Aux confins des abysses
L’Esprit est un Regard.
Et le Regard écoute.
Son ouïe sonde les âmes.
Ses yeux fouillent les cœurs.
Il s’attarde sur l’homme…
Dans son corps de papier
Un frisson inconnu
Traverse le guerrier
Epuisé, vieux et nu.
L’Esprit l’entend gémir :
« Pourquoi moi ? pleure l’homme,
« Pourquoi suis-je l’élu ?
« Je suis indigne d’elle ! »
Le Regard a des lèvres
Qui parlent, qui rassurent :
« Sa peau, comme l’humus,
« Dissimule une fleur.
« Il n’est pas de lotus
« Qui se cueille sans peur.
A ces mots, l’homme acquiesce,
Se calme et se résout.
S’ils ne l’ont pas voulu
La Vie exige d’eux
Qu’ils ne fassent plus qu’un.
… Ont-ils d’ailleurs le choix ?
Dehors, dans la nuit rouge, éternelle à hurler, l’aigle chanteur s’est tu. Le jasmin troubadour a reposé son luth. La neige cabotine a quitté son théâtre. Les corolles de pierre ont replié leur grain.
La cendre boit la terre.
La mer cherche son sel.
La Lune ne luit plus.
De suie diaprée de sang, le ciel n’est qu’un désert, un vide tourmenté aux fractales lugubres.
« Où est donc le Soleil, s’interroge la Vie, qu’est devenu son or ? »
Une larme campêche inonde ses joues grises :
« Inconscience maudite ! Ces fous l’ont effacé !
« Ils ont gommé l’azur ! Ils ont brûlé le vent ! »
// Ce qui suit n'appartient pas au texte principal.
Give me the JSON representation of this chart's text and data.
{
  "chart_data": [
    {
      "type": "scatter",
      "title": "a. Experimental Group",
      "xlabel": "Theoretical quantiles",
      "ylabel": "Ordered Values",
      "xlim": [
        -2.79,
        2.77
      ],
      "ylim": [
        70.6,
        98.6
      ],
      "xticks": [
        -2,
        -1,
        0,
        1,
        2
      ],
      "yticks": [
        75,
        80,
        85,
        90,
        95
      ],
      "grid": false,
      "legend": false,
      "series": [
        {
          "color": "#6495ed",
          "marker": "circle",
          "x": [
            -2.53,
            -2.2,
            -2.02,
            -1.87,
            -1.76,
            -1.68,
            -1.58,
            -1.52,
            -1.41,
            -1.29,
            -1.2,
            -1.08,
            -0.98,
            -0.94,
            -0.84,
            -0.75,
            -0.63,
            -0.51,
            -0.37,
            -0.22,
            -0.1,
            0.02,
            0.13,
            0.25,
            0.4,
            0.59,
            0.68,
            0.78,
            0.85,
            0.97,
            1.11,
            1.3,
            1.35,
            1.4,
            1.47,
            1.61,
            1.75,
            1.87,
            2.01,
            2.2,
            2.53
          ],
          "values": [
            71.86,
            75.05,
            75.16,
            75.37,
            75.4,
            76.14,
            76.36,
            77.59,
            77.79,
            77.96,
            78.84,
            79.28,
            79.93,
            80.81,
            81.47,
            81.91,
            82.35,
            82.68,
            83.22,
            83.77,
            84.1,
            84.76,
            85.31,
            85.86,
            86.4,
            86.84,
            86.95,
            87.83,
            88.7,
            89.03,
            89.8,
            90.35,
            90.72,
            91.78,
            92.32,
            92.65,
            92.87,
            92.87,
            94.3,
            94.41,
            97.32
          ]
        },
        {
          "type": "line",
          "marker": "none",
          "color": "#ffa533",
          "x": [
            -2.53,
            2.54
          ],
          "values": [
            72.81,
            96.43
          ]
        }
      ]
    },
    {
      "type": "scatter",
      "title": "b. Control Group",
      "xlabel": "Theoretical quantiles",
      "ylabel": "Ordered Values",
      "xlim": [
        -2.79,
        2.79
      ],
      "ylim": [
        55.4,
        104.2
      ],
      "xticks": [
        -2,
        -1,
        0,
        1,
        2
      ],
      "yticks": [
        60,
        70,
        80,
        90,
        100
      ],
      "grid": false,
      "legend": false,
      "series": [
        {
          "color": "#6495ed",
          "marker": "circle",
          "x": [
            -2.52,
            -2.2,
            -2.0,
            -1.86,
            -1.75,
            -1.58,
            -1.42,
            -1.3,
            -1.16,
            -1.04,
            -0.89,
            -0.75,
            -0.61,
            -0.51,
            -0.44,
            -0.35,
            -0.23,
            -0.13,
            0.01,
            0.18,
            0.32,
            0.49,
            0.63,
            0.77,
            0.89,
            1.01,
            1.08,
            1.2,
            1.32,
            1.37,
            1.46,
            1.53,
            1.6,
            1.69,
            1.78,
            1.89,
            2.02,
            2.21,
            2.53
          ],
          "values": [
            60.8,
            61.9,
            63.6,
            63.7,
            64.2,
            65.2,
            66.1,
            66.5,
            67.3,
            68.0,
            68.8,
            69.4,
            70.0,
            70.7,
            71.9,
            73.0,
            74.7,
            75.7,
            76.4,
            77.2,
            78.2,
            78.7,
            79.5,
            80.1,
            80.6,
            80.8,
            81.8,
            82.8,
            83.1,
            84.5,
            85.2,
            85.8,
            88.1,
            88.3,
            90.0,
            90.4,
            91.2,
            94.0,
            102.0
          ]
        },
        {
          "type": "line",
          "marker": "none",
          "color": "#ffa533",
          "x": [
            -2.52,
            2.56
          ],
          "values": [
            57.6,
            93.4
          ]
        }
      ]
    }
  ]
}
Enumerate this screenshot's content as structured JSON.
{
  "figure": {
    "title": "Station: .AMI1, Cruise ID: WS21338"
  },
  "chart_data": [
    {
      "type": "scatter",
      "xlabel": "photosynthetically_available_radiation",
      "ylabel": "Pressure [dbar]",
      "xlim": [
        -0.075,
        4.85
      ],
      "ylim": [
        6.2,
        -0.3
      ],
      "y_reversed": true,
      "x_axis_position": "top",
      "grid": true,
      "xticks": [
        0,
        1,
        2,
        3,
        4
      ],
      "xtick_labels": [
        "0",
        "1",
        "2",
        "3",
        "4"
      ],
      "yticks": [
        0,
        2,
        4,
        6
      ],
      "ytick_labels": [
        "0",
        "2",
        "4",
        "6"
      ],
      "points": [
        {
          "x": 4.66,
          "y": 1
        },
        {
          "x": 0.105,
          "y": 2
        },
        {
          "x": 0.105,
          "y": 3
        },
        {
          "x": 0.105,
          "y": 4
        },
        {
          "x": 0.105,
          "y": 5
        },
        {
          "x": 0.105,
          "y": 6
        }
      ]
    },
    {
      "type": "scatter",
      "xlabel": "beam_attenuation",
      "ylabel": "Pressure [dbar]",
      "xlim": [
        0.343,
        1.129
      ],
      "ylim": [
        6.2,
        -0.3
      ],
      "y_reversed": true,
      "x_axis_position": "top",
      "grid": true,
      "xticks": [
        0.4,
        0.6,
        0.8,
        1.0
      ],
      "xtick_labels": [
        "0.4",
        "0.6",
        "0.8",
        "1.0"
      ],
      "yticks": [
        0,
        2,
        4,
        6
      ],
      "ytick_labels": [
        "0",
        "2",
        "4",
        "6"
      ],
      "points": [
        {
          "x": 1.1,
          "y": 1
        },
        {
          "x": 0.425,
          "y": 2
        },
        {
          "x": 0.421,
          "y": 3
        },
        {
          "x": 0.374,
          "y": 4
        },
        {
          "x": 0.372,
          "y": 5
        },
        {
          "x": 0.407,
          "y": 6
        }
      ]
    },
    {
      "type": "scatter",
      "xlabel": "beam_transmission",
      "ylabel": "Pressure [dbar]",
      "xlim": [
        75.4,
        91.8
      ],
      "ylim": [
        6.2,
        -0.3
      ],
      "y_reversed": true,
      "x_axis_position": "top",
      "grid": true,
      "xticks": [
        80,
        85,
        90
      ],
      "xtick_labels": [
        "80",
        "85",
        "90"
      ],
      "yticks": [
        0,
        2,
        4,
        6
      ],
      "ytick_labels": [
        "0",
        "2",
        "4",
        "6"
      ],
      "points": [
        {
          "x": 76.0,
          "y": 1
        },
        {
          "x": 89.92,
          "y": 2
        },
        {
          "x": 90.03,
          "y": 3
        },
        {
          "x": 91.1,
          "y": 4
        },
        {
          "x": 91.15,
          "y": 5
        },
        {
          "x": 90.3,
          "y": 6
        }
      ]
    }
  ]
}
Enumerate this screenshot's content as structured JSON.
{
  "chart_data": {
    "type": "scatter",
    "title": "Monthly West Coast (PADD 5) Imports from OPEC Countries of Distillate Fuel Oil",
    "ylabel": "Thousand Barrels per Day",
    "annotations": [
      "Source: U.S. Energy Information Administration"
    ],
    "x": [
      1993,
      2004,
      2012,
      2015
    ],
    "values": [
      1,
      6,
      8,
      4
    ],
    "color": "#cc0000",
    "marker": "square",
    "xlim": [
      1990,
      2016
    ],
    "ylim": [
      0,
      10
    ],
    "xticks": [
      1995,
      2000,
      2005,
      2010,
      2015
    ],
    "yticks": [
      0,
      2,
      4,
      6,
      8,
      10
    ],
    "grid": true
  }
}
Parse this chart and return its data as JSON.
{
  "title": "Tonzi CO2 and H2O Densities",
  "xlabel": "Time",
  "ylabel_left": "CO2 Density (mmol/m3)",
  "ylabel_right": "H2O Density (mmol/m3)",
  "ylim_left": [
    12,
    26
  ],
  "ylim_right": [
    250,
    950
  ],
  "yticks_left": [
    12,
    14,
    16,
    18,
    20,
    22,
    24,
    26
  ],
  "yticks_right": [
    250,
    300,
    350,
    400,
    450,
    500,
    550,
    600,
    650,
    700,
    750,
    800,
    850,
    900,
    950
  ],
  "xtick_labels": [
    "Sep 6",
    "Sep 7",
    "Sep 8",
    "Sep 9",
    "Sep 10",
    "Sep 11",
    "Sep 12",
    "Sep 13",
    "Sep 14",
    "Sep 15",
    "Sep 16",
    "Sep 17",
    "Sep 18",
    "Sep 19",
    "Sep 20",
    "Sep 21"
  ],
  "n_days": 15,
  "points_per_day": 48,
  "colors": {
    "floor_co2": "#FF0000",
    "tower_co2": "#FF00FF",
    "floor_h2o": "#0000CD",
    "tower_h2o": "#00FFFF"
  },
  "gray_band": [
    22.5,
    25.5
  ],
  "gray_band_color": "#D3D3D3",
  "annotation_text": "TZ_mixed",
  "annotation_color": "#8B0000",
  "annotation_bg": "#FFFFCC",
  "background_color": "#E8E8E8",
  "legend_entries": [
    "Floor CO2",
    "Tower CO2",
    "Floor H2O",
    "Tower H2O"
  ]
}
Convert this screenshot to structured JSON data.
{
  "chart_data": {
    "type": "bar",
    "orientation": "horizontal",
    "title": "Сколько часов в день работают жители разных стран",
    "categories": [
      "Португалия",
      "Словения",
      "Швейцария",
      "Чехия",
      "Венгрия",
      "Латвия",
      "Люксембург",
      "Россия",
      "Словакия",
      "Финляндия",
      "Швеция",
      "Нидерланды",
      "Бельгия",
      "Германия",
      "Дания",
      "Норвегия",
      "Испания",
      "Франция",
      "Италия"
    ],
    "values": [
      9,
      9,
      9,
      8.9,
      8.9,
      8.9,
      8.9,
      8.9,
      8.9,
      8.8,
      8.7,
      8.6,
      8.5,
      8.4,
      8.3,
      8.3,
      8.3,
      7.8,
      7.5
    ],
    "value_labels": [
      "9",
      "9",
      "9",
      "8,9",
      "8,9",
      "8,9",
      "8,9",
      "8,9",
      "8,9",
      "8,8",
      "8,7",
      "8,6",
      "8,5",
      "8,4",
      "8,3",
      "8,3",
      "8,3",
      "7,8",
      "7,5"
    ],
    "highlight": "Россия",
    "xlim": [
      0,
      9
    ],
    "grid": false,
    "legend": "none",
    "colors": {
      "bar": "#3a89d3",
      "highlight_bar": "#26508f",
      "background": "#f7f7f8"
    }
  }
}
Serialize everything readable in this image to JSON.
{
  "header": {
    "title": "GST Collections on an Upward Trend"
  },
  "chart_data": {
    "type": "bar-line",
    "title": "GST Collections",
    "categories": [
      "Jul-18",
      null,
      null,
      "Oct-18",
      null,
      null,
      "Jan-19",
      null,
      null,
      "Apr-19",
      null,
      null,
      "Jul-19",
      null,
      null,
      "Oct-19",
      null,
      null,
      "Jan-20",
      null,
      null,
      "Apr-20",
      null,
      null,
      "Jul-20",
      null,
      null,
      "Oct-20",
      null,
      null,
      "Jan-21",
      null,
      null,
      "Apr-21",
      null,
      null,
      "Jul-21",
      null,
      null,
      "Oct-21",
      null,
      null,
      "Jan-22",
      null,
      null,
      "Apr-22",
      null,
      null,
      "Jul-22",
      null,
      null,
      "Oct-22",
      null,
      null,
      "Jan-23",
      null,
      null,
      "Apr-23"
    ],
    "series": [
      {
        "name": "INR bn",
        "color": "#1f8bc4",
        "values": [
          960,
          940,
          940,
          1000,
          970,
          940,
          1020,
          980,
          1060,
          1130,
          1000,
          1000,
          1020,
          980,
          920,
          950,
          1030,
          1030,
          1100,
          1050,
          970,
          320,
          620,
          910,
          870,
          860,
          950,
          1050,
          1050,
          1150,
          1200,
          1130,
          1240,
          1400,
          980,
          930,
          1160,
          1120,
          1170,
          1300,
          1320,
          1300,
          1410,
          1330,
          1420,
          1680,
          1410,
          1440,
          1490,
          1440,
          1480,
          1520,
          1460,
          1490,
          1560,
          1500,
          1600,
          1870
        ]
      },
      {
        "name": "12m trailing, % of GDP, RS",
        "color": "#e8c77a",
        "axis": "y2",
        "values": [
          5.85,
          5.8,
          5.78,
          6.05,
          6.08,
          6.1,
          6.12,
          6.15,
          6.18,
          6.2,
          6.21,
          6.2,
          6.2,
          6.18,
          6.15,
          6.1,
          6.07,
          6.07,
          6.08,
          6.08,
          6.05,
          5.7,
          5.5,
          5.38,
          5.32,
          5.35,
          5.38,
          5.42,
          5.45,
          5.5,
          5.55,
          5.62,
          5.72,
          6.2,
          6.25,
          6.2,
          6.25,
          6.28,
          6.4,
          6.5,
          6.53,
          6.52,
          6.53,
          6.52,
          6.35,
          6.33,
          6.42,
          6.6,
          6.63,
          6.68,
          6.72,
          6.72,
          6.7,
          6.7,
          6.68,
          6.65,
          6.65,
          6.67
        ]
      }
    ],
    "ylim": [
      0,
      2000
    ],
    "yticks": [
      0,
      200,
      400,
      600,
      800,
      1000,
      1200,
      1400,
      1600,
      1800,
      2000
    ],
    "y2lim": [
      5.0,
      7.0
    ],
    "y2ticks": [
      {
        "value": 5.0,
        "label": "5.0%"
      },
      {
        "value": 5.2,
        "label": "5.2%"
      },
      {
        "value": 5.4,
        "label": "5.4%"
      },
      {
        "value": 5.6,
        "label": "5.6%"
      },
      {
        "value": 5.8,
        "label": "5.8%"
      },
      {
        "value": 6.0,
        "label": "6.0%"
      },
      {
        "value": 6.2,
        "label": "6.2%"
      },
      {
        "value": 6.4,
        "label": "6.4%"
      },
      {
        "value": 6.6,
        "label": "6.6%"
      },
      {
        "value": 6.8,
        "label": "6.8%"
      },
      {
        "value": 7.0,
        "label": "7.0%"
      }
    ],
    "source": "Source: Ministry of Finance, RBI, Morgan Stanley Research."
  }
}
La Vie, abasourdie, refuse de mourir.
Elle a besoin de chair, elle a besoin d’amour,
De joie, de chants, de rires !
La Vie est un phénix qui renaît de ses larmes.
Ce couple est son salut.
La femme est son espoir.
Le Regard le sait bien.
Lui même est en danger.
Tapi dans la demeure
Aux murs parcheminés,
Il vole vers la femme
Pour juger de ses craintes…
Immaculée d’eau pure
Dévêtue et fragile
La jeune femme jure
Contre ce lien d’argile…
« Qui est-il ? D’où vient-il ?
« Son nom m’est inconnu. »
Une image est un son
Empreint de mots visibles.
Le langage de l’Oeil
La console et l’apaise…
C’est un soldat du verbe
Qui défendait le fleuve,
L’oiseau, la loutre et l’herbe.
Son nom est une épreuve.
A genoux, résignée,
La femme se recueille.
Une chandelle éclaire
Son attitude pieuse.
C’est l’unique lumière
A briller ici-bas.
Par delà la maison, le Chaos règne en maître. La banquise outragée agonise en silence, le sable roux des baies se gorge de squelettes, et le Grand Architecte, à ce spectacle ignoble, est devenu aveugle à force de pleurer.
La montagne s’effrite.
Le torrent se craquelle.
La forêt se consume.
Linceul jaunâtre abject, un limon délétère enveloppe les champs aux entrailles stériles.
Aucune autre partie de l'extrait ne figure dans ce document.